Just watched The pacific miniseries by HBO and just wondering how accurate this tactic was.
The banzai charge was a common tactic and was used extensively throughout the Pacific War. There were cases where hundreds of Japanese would be slaughtered with only a few marines becoming casualties. as the war went on, the charges fell out of common practice as the Japanese realized they were not accomplishing anything and were only used as a last resort. The engagements on Peleliu and Iwo Jima did not feature grandiose charges, but most of the other battles did. The pacific did a great job of portraying combat in the pacific.
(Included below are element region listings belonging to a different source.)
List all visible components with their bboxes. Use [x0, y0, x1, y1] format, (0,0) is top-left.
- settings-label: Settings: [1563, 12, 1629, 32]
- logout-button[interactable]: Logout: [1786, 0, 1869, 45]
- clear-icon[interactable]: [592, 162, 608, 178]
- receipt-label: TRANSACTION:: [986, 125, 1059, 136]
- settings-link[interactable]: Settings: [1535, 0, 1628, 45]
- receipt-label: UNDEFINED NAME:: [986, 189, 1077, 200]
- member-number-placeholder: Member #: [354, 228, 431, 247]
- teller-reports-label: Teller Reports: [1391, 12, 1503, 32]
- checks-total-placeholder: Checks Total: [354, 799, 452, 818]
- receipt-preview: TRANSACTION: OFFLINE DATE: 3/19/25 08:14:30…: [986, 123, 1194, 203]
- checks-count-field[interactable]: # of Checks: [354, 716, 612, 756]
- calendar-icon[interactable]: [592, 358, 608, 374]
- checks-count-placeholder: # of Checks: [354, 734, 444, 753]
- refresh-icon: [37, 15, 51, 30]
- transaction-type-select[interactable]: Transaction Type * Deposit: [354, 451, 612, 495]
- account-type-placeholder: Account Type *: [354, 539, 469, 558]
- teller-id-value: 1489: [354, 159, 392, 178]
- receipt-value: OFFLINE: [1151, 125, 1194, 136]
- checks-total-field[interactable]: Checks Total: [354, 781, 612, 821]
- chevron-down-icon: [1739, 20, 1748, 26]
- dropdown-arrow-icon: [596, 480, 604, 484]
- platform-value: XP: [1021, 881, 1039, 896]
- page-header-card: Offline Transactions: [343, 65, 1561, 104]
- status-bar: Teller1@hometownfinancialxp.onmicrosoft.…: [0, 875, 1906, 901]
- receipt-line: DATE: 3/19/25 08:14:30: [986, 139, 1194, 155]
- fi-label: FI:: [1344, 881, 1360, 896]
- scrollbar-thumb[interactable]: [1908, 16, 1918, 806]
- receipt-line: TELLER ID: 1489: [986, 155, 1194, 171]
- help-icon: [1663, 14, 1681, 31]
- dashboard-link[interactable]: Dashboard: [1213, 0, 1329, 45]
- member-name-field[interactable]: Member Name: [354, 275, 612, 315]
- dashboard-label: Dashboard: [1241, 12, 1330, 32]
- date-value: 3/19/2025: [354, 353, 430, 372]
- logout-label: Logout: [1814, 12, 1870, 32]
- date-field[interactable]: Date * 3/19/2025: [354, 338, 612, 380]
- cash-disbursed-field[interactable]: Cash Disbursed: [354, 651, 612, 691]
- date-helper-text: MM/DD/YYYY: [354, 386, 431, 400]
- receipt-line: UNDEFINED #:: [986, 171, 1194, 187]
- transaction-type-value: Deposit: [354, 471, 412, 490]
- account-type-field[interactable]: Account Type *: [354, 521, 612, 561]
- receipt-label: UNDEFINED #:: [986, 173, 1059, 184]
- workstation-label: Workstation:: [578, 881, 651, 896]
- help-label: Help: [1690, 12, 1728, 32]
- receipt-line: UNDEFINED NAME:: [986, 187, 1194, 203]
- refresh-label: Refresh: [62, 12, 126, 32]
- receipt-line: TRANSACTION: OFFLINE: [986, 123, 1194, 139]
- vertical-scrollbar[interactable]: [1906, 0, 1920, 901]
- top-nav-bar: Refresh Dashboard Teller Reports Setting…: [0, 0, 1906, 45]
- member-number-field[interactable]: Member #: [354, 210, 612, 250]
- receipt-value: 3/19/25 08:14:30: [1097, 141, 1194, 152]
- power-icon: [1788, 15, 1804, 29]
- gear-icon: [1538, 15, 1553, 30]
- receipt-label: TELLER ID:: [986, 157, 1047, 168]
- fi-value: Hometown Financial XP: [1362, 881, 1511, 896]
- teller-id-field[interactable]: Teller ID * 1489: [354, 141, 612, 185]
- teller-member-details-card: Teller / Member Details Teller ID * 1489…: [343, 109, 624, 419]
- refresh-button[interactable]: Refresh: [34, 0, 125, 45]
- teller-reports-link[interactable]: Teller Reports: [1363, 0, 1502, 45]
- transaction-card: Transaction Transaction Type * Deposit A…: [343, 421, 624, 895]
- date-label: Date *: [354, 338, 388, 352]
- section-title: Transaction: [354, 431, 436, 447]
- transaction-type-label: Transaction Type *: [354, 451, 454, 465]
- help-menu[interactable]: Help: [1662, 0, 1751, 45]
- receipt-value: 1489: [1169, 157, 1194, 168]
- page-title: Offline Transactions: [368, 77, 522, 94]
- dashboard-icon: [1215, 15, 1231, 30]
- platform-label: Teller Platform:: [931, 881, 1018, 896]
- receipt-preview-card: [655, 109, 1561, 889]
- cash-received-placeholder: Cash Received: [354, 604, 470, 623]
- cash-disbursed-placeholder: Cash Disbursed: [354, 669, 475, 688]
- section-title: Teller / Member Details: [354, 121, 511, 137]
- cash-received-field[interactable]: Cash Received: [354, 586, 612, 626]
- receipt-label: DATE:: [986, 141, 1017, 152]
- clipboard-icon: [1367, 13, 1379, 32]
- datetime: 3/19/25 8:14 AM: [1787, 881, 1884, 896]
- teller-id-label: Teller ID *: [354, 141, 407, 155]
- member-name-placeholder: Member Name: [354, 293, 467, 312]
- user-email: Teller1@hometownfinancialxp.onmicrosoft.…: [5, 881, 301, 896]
Very primal, very brutal, and very mind numbing for both sides.
It was, at least early in the war.
During the Guadalcanal Campaign (1942-3), at least parts of the Japanese army believed that Japanese soldiers were physically and mentally superior to the Americans they were fighting, and thought that Americans could be cowed or thrown back by old-fashioned charges with sword and bayonet. This did not generally go well for them, as in the Battle of the Tenaru River, where a vastly outnumbered Japanese detachment attacked a defensive American line and was repelled with extremely heavy losses. Essentially the same thing happened three weeks later in the Battle of Edson's Ridge, and then again a few weeks after that in the Battle for Henderson Field. I am not personally familiar with the tactic's use during the American land invasions that took place in 1943, but by the time of the Iwo Jima invasion in early 1944 (as /u/OhGodMoreRoadRash mentioned), the commanding general specifically forbade the so-called banzai charges as a waste of manpower. Despite this, when it became clear that the Japanese were losing that particular battle, nighttime banzai charges happened anyway.